Todos largamos lo que estamos haciendo y lo rodeamos porque se viene una narración jugosa.
–Bien –empieza Tusitala–, ante todo deberán saber que en una de mis andanzas fui capturado por unos beduinos amigos de lo ajeno y muy sanguinarios. No tenían piedad ni por la anciana madre. Su jefe era el señor Asmodeo, también conocido como Cuatrocaras.
–¿Por qué Cuatrocaras?
–Porque de tan falso que era, dos caras no le alcanzaban. Yo, arrodillado en la arena, había empezado a rezar para irme en paz de esta vida, cuando tuve un rapto de inspiración y saqué mis credenciales de cocinero. El señor Asmodeo las revisó y rápidamente mandó decapitar al cocinero oficial. “Me destroza el corazón tener que hacerlo –dijo–, era un amigo de la infancia, pero nunca le acertó ni con la sal ni con la pimienta y lo que es peor siempre se le pasaban las papas.” Así fue como tomé el cargo. No era un trabajo sencillo alimentar a un jefe exigente como ése, a su loro mascota y a su numerosa banda. Me esmeré como nunca: camello a la cazadora, lagartija a la Kiev, dátiles al champagne, solomillo de perro del desierto a la muzzarella de dromedaria. Exito total, en la cueva de los ladrones nunca se había comido tan bien. Hasta que un amanecer nos despertaron gritos de amenazas y ruidos de armas. “Entrégate Asmodeo, vos y tus malandras, están rodeados”, tronaba una voz. “¿Y estos quiénes son? –preguntó el señor Asmodeo–. ¿Será la justicia, será alguna banda rival o tuvimos la desgracia de que se formara una cooperativa de víctimas? De todos modos, tengan calma muchachos, la unión hace la fuerza, resistiremos.” Pasaron las horas, la cosa se puso cada vez más fea y Asmodeo seleccionó a cuatro de sus hombres: “Tuerto, Manco, Desorejado y vos también, Rengo, vayan saliendo al aire libre, acabo de nombrarlos voluntarios para que esos chiflados se tranquilicen y se manden a mudar”. Un rato después los cuatro estaban enterrados cabeza abajo en la arena, delante de la cueva. “Bueno, eran cuatro cabezas frescas”, dijo Asmodeo.
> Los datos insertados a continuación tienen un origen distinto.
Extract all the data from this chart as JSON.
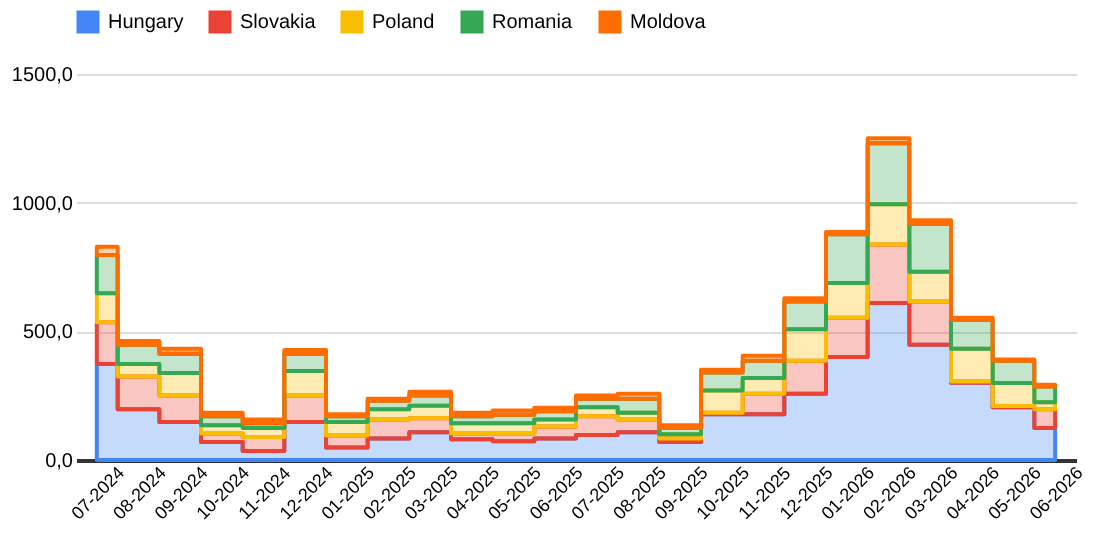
{
  "chart_data": {
    "type": "area",
    "stacked": true,
    "categories": [
      "07-2024",
      "08-2024",
      "09-2024",
      "10-2024",
      "11-2024",
      "12-2024",
      "01-2025",
      "02-2025",
      "03-2025",
      "04-2025",
      "05-2025",
      "06-2025",
      "07-2025",
      "08-2025",
      "09-2025",
      "10-2025",
      "11-2025",
      "12-2025",
      "01-2026",
      "02-2026",
      "03-2026",
      "04-2026",
      "05-2026",
      "06-2026"
    ],
    "series": [
      {
        "name": "Hungary",
        "color": "#4285f4",
        "values": [
          373,
          197,
          148,
          70,
          35,
          148,
          49,
          84,
          108,
          81,
          73,
          84,
          97,
          108,
          70,
          178,
          178,
          257,
          400,
          610,
          448,
          300,
          205,
          124
        ]
      },
      {
        "name": "Slovakia",
        "color": "#ea4335",
        "values": [
          162,
          127,
          103,
          33,
          54,
          103,
          46,
          73,
          54,
          22,
          30,
          46,
          73,
          49,
          14,
          6,
          79,
          129,
          153,
          227,
          168,
          5,
          5,
          73
        ]
      },
      {
        "name": "Poland",
        "color": "#fbbc04",
        "values": [
          113,
          49,
          87,
          32,
          35,
          95,
          53,
          40,
          49,
          40,
          40,
          27,
          35,
          27,
          16,
          86,
          62,
          122,
          135,
          157,
          116,
          127,
          89,
          27
        ]
      },
      {
        "name": "Romania",
        "color": "#34a853",
        "values": [
          149,
          75,
          75,
          35,
          19,
          67,
          22,
          33,
          40,
          27,
          33,
          32,
          33,
          54,
          24,
          70,
          67,
          108,
          189,
          237,
          186,
          113,
          87,
          62
        ]
      },
      {
        "name": "Moldova",
        "color": "#ff6d01",
        "values": [
          32,
          14,
          19,
          14,
          14,
          14,
          8,
          8,
          14,
          14,
          16,
          14,
          13,
          19,
          11,
          11,
          19,
          13,
          9,
          19,
          14,
          8,
          5,
          6
        ]
      }
    ],
    "ylim": [
      0,
      1500
    ],
    "yticks": [
      {
        "value": 0,
        "label": "0,0"
      },
      {
        "value": 500,
        "label": "500,0"
      },
      {
        "value": 1000,
        "label": "1000,0"
      },
      {
        "value": 1500,
        "label": "1500,0"
      }
    ],
    "grid": "y",
    "legend": "top"
  }
}
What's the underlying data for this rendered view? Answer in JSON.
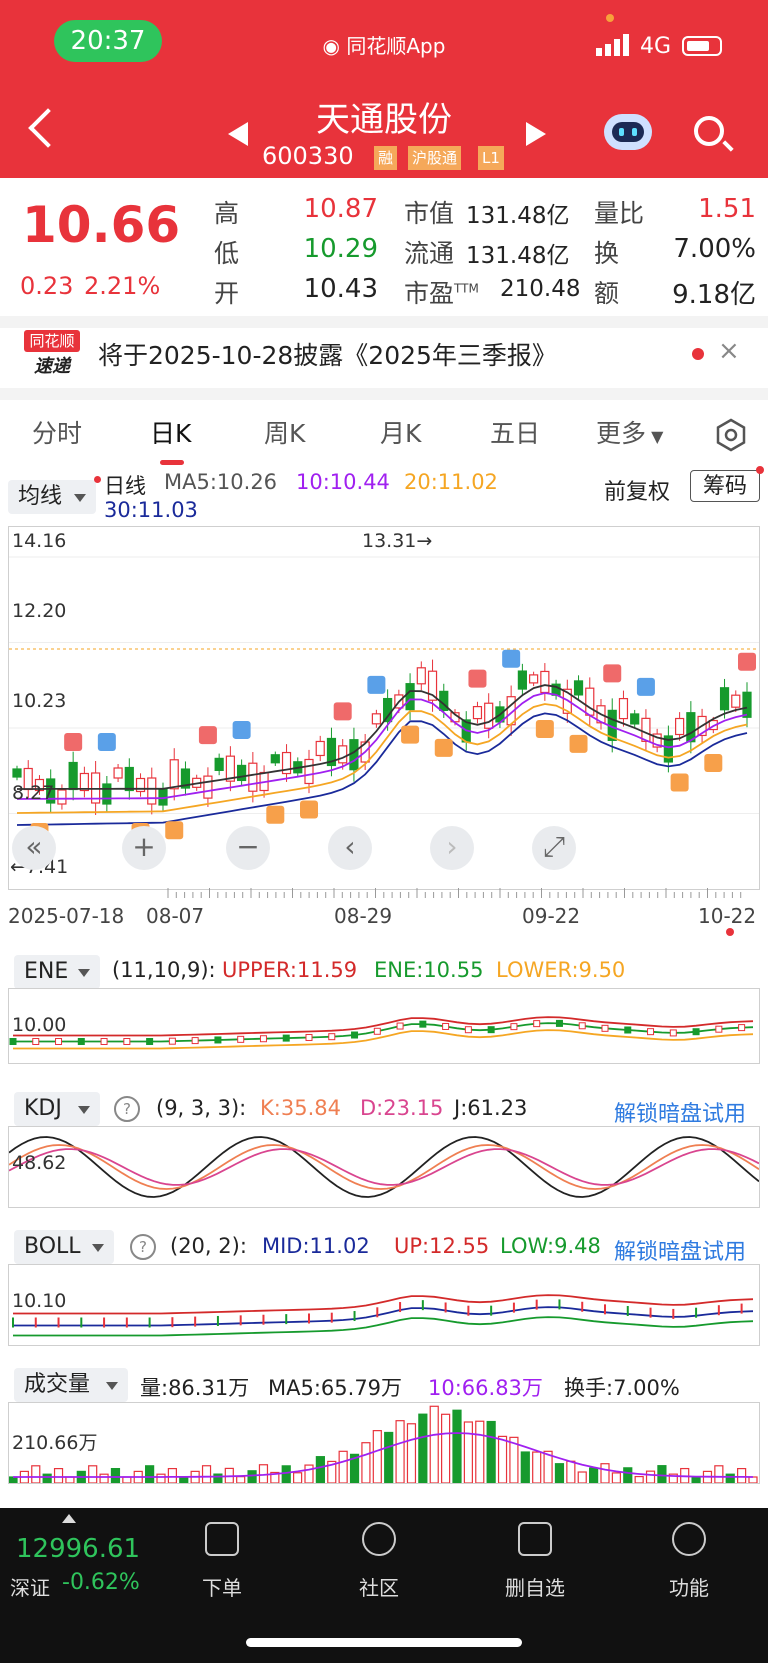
{
  "status": {
    "time": "20:37",
    "app_name": "同花顺App",
    "network": "4G"
  },
  "header": {
    "title": "天通股份",
    "code": "600330",
    "tags": [
      "融",
      "沪股通",
      "L1"
    ]
  },
  "quote": {
    "price": "10.66",
    "change": "0.23",
    "change_pct": "2.21%",
    "rows": [
      {
        "l1": "高",
        "v1": "10.87",
        "l2": "市值",
        "v2": "131.48亿",
        "l3": "量比",
        "v3": "1.51"
      },
      {
        "l1": "低",
        "v1": "10.29",
        "l2": "流通",
        "v2": "131.48亿",
        "l3": "换",
        "v3": "7.00%"
      },
      {
        "l1": "开",
        "v1": "10.43",
        "l2": "市盈",
        "l2_sup": "TTM",
        "v2": "210.48",
        "l3": "额",
        "v3": "9.18亿"
      }
    ]
  },
  "notice": {
    "logo_top": "同花顺",
    "logo_bottom": "速递",
    "text": "将于2025-10-28披露《2025年三季报》",
    "close": "×"
  },
  "tabs": [
    "分时",
    "日K",
    "周K",
    "月K",
    "五日",
    "更多"
  ],
  "kline": {
    "indicator_select": "均线",
    "legend": {
      "period": "日线",
      "ma5": "MA5:10.26",
      "ma10": "10:10.44",
      "ma20": "20:11.02",
      "ma30": "30:11.03"
    },
    "adjust": "前复权",
    "chip_button": "筹码",
    "y_labels": [
      "14.16",
      "12.20",
      "10.23",
      "8.27"
    ],
    "high_marker": "13.31→",
    "low_marker": "←7.41",
    "x_labels": [
      "2025-07-18",
      "08-07",
      "08-29",
      "09-22",
      "10-22"
    ],
    "controls": [
      "+",
      "−",
      "‹",
      "›",
      "⤢"
    ]
  },
  "ene": {
    "name": "ENE",
    "params": "(11,10,9):",
    "upper": "UPPER:11.59",
    "ene": "ENE:10.55",
    "lower": "LOWER:9.50",
    "y_label": "10.00"
  },
  "kdj": {
    "name": "KDJ",
    "params": "(9, 3, 3):",
    "k": "K:35.84",
    "d": "D:23.15",
    "j": "J:61.23",
    "y_label": "48.62",
    "unlock": "解锁暗盘试用"
  },
  "boll": {
    "name": "BOLL",
    "params": "(20, 2):",
    "mid": "MID:11.02",
    "up": "UP:12.55",
    "low": "LOW:9.48",
    "y_label": "10.10",
    "unlock": "解锁暗盘试用"
  },
  "volume": {
    "name": "成交量",
    "vol": "量:86.31万",
    "ma5": "MA5:65.79万",
    "ma10": "10:66.83万",
    "turnover": "换手:7.00%",
    "y_label": "210.66万"
  },
  "bottom": {
    "index_value": "12996.61",
    "index_name": "深证",
    "index_change": "-0.62%",
    "nav": [
      "下单",
      "社区",
      "删自选",
      "功能"
    ]
  },
  "colors": {
    "red": "#e8333b",
    "green": "#169a2d",
    "ma5": "#333333",
    "ma10": "#a020f0",
    "ma20": "#f5a623",
    "ma30": "#1a2a9a"
  }
}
Siguió pasando el tiempo y el asedio arreciaba: “Entrégate, Asmodeo, vos y tus esbirros, no tienen escapatoria”. “Resistiremos –dijo Asmodeo–. Hay que tranquilizar a estos dementes.” Y designó a otros cuatro voluntarios. Los despidió con palmadas de aliento: “Siempre los llevaré en mi corazón, por valientes y solidarios”.
–¿No protestaban los voluntarios?
–Chillaban como marranos. Lo cierto es que al rato eran ocho los enterrados cabeza abajo. A esta altura de las cosas, yo me busqué un lindo barril, me metí adentro, le puse la tapa y espié por una hendija. La escena se repitió, llegó un momento en que se acabaron los perejiles y sólo quedaron los capitanejos. Ahora sí que te quiero ver, pensé. “Resistiremos”, empezó a decir una vez más el Cuatrocaras. No terminó la frase. Sus lugartenientes lo frenaron: “Jefe, no vaya a pensar que esto es una traición, usted sabe cuánto lo queremos, siempre le hemos sido leales, pero parece que para tranquilizar a estos loquitos lo mejor es que vaya usted como voluntario”. Lo agarraron del pescuezo y lo tiraron afuera. Pero unos minutos después, otra vez los gritos: “No es suficiente, los queremos a todos”. Los lugartenientes se empezaron a mirar entre ellos. Eran cinco. Primero fueron tres contra dos. Trompadas, garrotazos y dos a servir de voluntarios. Después fueron dos contra uno y otro voluntario voló hacia la luz del desierto. Los dos que quedaron se acogotaron entre ellos. Entraron los de afuera y se los llevaron arrastrando. A continuación arrearon los cofres con el dinero robado y finalmente vinieron a buscar a la mascota.
–¿Al animalito también?
–No se salvó ni el loro. ¿Se da cuenta, mi estimado Pepino, por qué no apuesto a quienes van a perder el cuello y a quienes lo van a salvar en esta debacle que nos circunda? Ya conozco el final de la historia. Por lo tanto, ni tengo un cocodrilo en el bolsillo ni he perdido el amor por la timba. Simplemente he acumulado experiencia de vida. ¿Me va comprendiendo?